施設情報と吉浜の絶品グルメ「イカ腑カレー」
扇洞漁港での釣行を完璧なものにするなら、周辺の「魂の味」をチェックしましょう。
- イカ腑カレー(三陸駅前): 越喜来・吉浜湾で獲れたイカを丸ごと使い、イカの腑(肝)を隠し味に加えた濃厚なカレー。身の食感と肝のコクが絶妙なハーモニーを奏でる、2025年も一番人気のランチです 。
- ヤマキイチ商店「泳ぐホタテ」: 扇洞に隣接する吉浜の至宝。生きたまま届く圧倒的な鮮度は、東京の三つ星レストランも認める「奇跡の味」として知られています 。
- 道の駅さんりく「柿ソフトクリーム」: 地元特産「こえだ柿」を用いた濃厚なソフト。釣行後の糖分補給にこれ以上のものはありません 。

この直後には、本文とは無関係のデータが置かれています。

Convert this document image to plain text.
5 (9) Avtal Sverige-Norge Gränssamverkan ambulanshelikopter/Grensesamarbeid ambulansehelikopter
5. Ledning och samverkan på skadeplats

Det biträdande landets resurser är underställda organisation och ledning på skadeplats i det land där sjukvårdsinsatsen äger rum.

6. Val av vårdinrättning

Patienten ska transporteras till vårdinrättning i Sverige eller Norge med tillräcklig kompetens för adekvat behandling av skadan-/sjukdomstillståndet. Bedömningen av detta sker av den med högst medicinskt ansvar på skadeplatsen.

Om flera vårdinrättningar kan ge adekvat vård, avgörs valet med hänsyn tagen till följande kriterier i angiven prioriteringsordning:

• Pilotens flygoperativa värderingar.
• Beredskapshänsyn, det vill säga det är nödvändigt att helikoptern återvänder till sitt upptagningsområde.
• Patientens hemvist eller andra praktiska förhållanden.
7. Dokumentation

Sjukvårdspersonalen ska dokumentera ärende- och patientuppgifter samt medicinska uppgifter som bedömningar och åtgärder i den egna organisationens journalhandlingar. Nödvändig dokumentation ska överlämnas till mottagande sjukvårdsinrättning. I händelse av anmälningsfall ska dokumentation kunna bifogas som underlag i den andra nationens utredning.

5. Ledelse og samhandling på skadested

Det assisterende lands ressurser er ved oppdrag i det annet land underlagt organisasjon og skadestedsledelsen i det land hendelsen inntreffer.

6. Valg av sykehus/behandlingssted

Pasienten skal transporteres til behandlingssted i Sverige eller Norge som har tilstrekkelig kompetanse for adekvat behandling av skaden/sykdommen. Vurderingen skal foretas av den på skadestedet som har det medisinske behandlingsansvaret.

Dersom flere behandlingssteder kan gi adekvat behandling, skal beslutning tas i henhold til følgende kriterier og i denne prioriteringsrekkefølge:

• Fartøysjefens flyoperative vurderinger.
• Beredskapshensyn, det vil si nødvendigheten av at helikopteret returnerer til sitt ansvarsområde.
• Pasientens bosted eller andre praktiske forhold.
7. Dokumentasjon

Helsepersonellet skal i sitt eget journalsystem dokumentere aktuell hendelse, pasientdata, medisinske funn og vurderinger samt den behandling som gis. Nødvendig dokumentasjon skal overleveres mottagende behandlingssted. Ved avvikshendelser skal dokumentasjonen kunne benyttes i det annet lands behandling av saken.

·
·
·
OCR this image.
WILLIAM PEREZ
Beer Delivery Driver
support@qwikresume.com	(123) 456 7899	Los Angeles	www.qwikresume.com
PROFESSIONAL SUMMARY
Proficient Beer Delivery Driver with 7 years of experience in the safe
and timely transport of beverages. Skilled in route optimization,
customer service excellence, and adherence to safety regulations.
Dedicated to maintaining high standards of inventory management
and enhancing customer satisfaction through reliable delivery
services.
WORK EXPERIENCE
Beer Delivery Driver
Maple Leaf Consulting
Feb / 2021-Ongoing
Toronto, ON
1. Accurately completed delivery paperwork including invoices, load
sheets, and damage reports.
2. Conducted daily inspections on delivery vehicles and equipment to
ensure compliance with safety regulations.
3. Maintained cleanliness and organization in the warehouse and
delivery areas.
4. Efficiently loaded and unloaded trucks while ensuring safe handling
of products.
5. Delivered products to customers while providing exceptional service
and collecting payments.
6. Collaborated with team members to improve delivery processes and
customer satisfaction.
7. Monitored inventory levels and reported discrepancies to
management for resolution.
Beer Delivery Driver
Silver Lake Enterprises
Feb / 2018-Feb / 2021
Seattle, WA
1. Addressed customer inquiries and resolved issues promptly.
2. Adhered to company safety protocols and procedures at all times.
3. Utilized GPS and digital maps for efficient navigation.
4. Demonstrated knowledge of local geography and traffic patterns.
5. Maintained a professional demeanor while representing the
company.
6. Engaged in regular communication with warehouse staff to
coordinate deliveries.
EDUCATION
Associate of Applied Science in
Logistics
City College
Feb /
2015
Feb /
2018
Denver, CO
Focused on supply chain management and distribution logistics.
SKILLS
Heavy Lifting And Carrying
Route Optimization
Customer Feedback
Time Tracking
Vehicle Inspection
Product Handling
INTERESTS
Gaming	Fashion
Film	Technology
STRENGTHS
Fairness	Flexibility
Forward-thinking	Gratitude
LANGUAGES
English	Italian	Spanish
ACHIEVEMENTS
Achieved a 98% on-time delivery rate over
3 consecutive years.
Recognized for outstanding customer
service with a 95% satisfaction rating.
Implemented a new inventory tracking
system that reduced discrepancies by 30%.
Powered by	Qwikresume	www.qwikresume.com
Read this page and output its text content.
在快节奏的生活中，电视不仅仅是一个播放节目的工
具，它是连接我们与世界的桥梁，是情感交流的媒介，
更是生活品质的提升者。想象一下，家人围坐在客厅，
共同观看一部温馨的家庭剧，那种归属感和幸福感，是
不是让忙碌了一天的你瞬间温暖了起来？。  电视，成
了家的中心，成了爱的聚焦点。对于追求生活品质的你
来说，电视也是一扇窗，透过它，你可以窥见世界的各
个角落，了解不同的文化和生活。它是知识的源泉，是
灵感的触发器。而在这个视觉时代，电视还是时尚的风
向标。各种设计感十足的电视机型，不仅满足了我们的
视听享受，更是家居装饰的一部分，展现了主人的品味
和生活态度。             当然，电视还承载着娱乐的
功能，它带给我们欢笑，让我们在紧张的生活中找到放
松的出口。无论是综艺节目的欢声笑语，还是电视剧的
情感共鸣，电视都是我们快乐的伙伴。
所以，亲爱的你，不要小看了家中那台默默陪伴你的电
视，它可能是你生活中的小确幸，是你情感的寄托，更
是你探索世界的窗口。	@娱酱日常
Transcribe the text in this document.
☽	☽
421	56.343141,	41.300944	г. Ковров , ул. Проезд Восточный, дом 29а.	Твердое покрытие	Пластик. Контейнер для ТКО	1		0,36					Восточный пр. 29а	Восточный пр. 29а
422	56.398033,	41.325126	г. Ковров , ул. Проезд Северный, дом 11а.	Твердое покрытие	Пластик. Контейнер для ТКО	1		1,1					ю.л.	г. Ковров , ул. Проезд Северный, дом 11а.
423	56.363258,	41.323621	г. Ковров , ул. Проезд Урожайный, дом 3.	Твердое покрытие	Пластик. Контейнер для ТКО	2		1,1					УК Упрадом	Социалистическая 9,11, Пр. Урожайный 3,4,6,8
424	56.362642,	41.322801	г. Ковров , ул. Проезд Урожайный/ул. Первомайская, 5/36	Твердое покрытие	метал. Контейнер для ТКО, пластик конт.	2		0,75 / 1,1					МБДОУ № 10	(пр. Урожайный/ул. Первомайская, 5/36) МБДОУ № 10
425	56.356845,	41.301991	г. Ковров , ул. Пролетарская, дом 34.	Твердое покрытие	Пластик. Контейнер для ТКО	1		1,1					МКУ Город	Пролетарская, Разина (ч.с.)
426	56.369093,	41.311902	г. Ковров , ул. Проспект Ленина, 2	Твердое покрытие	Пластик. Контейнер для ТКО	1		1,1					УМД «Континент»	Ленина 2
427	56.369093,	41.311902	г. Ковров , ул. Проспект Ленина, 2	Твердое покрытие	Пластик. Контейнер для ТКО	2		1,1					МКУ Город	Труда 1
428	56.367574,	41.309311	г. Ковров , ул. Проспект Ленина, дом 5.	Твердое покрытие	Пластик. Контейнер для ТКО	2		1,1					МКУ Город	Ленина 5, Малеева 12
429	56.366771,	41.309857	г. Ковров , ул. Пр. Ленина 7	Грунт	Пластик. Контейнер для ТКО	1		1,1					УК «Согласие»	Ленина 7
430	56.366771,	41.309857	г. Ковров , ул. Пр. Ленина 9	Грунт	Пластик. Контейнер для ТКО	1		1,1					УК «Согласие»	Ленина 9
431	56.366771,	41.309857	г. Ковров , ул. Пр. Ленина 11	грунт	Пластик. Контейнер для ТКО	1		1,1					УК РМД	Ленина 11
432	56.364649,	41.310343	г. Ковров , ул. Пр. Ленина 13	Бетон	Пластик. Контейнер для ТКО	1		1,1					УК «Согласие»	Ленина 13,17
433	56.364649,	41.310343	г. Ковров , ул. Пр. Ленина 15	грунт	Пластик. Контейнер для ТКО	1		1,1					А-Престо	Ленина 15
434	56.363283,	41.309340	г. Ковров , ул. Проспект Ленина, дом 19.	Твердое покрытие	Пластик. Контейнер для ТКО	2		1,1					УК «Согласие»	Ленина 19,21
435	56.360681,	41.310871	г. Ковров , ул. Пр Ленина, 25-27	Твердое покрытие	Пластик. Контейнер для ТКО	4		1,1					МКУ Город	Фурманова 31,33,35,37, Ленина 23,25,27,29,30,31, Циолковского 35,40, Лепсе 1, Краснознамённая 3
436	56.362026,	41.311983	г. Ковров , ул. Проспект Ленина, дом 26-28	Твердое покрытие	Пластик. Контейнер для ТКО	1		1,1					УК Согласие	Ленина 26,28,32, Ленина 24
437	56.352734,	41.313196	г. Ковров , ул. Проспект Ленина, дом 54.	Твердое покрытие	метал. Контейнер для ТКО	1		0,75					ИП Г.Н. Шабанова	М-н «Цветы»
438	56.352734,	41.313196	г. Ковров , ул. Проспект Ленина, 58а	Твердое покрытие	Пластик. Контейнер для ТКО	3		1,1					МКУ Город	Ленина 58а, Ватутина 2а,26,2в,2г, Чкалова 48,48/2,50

安全設備とルール:11.6mの壁とWUI火災への配慮
扇洞漁港は安全に配慮された港ですが、以下のルールを厳守しましょう。
- 11.6メートルの防潮堤: 津波から町を守る巨大な壁。2011年に目撃された20mの「水の壁」の記憶を忘れず、強い揺れを感じたら即座に高台(吉浜地区拠点センター方面)へ避難してください 。
- WUI(森林・市街地境界)火災への警戒: 2025年2月に発生した大規模山林火災の教訓を受け、漁港内での焚き火やBBQは厳禁です。防災意識を高く持ちましょう 。
- サケ・マスの採捕制限: 2025年も岩手県内全域で釣りによるサケの採捕は厳禁。ルールを守った健全な釣行を心がけましょう 。